Per narrare la sua storia Allouache sceglie uno stile ridotto al
minimo. Colpisce innanzitutto l'assenza della colonna sonora. In sua
vece, lo spettatore è sottoposto di continuo ai rumori fastidiosi di
una città bloccata dal traffico: il rombo incessante dei motori, il
suono insistente dei clacson. E poi ancora, lo scoppiettare del
motorino di Omar, le strida dei gabbiani presso la costa dove sorge il
casermone in cui abita Selma. Fino ad arrivare, nei pochi momenti di
silenzio, a sentire il rumore dei passi o il soffio del respiro.

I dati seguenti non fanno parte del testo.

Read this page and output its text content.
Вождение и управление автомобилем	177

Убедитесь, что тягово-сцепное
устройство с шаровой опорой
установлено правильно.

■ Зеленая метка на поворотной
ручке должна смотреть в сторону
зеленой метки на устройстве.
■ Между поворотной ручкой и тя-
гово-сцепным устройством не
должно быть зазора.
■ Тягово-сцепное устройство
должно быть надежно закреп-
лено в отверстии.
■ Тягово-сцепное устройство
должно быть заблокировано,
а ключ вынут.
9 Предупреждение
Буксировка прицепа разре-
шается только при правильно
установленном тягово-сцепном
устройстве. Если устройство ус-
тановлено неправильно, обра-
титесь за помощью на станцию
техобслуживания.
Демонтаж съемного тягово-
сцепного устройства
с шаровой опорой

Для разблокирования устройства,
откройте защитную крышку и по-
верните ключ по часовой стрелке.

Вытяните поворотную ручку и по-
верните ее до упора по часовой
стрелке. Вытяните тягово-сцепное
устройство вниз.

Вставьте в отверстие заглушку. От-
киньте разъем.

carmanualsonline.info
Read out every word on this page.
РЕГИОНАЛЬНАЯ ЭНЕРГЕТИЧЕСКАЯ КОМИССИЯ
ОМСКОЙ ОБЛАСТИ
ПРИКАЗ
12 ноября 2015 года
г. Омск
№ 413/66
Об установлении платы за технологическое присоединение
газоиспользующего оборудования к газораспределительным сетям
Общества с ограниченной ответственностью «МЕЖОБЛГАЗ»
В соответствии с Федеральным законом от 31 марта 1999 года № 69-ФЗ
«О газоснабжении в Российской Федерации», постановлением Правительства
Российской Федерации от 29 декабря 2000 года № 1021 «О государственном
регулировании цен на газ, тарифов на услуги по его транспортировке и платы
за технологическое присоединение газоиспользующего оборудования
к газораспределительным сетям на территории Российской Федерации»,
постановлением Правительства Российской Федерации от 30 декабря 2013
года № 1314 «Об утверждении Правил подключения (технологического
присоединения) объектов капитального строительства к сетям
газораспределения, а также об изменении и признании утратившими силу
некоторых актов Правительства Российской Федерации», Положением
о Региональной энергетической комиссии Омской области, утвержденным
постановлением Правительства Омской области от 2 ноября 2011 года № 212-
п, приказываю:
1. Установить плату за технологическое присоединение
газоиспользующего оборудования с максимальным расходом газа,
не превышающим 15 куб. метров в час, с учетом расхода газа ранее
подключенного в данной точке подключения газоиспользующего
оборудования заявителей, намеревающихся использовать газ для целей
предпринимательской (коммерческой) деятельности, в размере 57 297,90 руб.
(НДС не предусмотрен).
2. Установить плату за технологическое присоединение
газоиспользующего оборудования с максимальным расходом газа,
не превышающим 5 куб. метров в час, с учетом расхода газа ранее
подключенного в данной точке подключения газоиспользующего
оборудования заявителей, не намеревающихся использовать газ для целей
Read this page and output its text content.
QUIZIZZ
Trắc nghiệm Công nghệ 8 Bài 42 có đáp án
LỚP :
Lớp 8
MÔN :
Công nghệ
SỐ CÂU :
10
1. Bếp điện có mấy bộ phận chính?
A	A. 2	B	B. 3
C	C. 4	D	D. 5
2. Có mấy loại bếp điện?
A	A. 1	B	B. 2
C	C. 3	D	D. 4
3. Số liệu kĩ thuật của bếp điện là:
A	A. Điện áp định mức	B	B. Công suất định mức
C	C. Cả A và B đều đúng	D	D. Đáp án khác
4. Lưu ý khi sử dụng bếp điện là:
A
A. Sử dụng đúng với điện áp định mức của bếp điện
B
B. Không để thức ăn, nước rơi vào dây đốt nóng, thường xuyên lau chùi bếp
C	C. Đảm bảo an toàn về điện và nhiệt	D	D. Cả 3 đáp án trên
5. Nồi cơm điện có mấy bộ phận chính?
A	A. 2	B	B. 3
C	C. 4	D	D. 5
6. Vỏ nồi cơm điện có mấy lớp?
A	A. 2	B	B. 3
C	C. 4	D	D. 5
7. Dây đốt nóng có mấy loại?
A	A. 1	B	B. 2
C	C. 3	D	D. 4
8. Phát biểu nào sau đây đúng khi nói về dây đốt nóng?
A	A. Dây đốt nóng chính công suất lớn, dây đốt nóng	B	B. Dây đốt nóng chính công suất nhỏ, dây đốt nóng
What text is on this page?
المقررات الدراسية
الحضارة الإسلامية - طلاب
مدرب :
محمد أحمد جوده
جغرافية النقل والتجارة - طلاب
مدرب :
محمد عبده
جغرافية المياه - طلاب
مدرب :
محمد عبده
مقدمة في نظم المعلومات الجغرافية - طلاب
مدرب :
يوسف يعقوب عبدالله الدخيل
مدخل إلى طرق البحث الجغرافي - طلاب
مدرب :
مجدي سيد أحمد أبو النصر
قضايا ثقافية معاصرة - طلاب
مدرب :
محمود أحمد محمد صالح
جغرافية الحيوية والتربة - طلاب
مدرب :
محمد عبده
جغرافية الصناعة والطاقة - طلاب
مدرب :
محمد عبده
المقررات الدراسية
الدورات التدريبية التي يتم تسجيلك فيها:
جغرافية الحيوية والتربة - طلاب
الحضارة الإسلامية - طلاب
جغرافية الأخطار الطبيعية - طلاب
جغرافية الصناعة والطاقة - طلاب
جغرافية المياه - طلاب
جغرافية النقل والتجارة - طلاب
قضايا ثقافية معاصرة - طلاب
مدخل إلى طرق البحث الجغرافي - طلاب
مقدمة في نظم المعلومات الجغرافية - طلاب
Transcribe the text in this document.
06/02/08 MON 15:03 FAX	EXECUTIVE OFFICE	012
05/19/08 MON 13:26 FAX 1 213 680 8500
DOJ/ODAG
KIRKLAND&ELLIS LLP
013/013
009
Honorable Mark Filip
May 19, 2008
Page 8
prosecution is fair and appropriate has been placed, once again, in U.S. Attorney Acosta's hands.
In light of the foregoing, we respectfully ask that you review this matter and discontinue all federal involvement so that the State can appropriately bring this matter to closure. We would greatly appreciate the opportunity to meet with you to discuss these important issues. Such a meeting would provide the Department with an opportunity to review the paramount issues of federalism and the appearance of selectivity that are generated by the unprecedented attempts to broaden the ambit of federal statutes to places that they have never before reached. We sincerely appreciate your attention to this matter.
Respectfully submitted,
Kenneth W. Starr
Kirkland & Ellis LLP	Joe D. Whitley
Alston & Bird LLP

Allouache non inserisce filtri tra lo spettatore e la realtà a cui
assiste. Anche i dialoghi sono quasi inesistenti e alle voci dei
protagonisti se ne sostituiscono altre: quella del Muezzin, che ad ore
prestabilite invade la città invitando alla preghiera, e quella
martellante, da lavaggio del cervello, di un predicatore alla
televisione sempre accesa in casa della madre di Omar. Allouache punta
tutto sul suo protagonista, il giovanissimo Adlane Djiemil. Orecchie a
sventola, denti troppo grandi, viso scavato, sguardo espressivo. Sul
suo volto scorrono emozioni che vanno dalla rabbia alla gioia, al
distaccato sollievo che regala la droga.
"Il vento non mi tocca" dice il ragazzo per rassicurare la
sorella, picchiata a sangue dal suo protettore, prima di uscire di
casa in cerca di vendetta. Ma a sottolineare che la realtà delle cose
è ben diversa da come lui la percepisce, c'è l'immagine più ricorrente
del film: Omar, in sella al suo motorino, col vento che percorre il
suo corpo e fa schioccare la sua felpa grigia, diretto verso il
prossimo colpo, la prossima dose, verso un futuro già scritto.
Madame Courage
è la fotografia di un ragazzo sprecato, no anzi, come suggerisce una
delle scene più toccanti del film, gettato via. Un rifiuto abbandonato
di fianco a un cassonetto da una società destinata a crollare.